Indochine 1951
HUE
PHU-BAÏ

 

 


Aérodrome de Hué Phu-Baï

Les six mois qui vont suivre ce voyage resterons les meilleures de mon séjour en Indochine.
L'ambiance dans le détachement de HUE PHU-BAI était très bonne. Dépendant de l'ELA 52 SAÏGON nous étions pratiquement autonomes.
Le Lieutenant UNAL, pilote commandait le détachement. Simple, humain, il favorisait cette bonne ambiance
Son adjoint, pilote également était le Sergent-Chef André BELLOUARD.
Que dire de BELLOUARD ? J'ai effectué 81 vols avec lui durant mon séjour et il restera pour moi l'homme, le pilote tel que je pouvais le conçevoir après avoir lu SAINT-EXUPERY.
Des hommes capables de faire passer la vie des autres avant la leur, j'ai appris alors que cela éxistait.
Cet exemple aura beaucoup influé sur la suite de ma vie.



le Lieutenant UNAL dans un Nord 1000

le Sergent-Chef André BELLOUARD


 

Nous étions trois mécaniciens : TOMASI, ERNST et moi pour sept avions, 3 Nord 1000, 3 Morane 500 et 1 Stinson L 13. Nous étions très sollicités. Entretien, dépannages et vols quotidiens.
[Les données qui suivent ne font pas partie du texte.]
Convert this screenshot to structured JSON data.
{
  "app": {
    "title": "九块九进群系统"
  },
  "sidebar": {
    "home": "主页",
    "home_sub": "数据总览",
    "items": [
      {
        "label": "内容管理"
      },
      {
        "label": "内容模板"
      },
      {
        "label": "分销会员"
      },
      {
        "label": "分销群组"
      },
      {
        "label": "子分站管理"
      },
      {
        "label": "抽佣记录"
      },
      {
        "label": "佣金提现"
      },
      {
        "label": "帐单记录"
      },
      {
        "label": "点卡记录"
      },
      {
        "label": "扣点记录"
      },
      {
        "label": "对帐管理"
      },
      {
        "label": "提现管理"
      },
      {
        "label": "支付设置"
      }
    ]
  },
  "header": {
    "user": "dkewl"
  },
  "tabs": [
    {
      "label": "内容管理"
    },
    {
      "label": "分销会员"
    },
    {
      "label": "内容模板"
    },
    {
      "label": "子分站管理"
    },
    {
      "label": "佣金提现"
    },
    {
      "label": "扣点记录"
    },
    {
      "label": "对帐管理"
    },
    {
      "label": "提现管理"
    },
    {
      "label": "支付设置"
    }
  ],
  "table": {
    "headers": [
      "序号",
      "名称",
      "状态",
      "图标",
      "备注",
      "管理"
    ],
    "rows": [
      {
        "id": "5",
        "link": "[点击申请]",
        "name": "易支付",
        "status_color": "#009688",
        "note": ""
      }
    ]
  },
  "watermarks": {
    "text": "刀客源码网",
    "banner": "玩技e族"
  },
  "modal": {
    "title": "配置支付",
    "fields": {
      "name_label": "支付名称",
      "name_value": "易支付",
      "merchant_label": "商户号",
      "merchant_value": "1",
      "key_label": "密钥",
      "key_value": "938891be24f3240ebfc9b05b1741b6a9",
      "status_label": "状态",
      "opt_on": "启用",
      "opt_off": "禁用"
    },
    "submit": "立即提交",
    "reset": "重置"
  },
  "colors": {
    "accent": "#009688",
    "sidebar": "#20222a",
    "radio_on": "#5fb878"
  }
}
L'équipe de Hué - Mécanos de l'ELA 52 et du GAOA


 

Ces six mois passerons très vite, avec pour ma part plus de 100 heures de vol et 24 missions de guerre; surtout des évacuations sanitaires.
Les journées commençaient au lever du jour et se terminaient à la nuit tombée.
Quelquefois isolés par des actions "Viets" (Routes et téléphones coupés), nous étions obligés la nuit de contacter Hué par radio toutes les heures et le jour venu nous reprenions le travail.
Pas une journée de repos, pas une visite en ville, totalement pris par ce que nous avions à faire. Je n'ai jamais entendu quelqu'un se plaindre.
Pour ma part, j'avais perdu 12 kilogs depuis mon arrivée à SAÏGON.
Nous étions tous passionnés par l'aviation et cette vie nous paraissait normale.



Le retour à SAÏGON début septembre se fera par avion-stop (un BEECHCRAFT du Haut-Commissariat). Le Commandement de l'ELA SAÏGON qui avait changé entre temps, m'avait complètement oublié...
A TAN SON NHUT, nous étions trois mécaniciens rapatriables : MURZEAU, DUVIGNEAU et moi.
Pendant les deux semaines qui précèderent notre embarquement, il nous est clairement fait comprendre que nous n'intéressons plus personne.
Dans ce lapse de temps, l'Escadrille reçoit la Croix de Guerre. Nous ne sommes invités ni à la cérémonie, ni au pot qui la cloture.
A nous trois nous totalisions environ 140 missions de Guerre !
Dépités, nous allons au foyer nous offrir l'apéritif.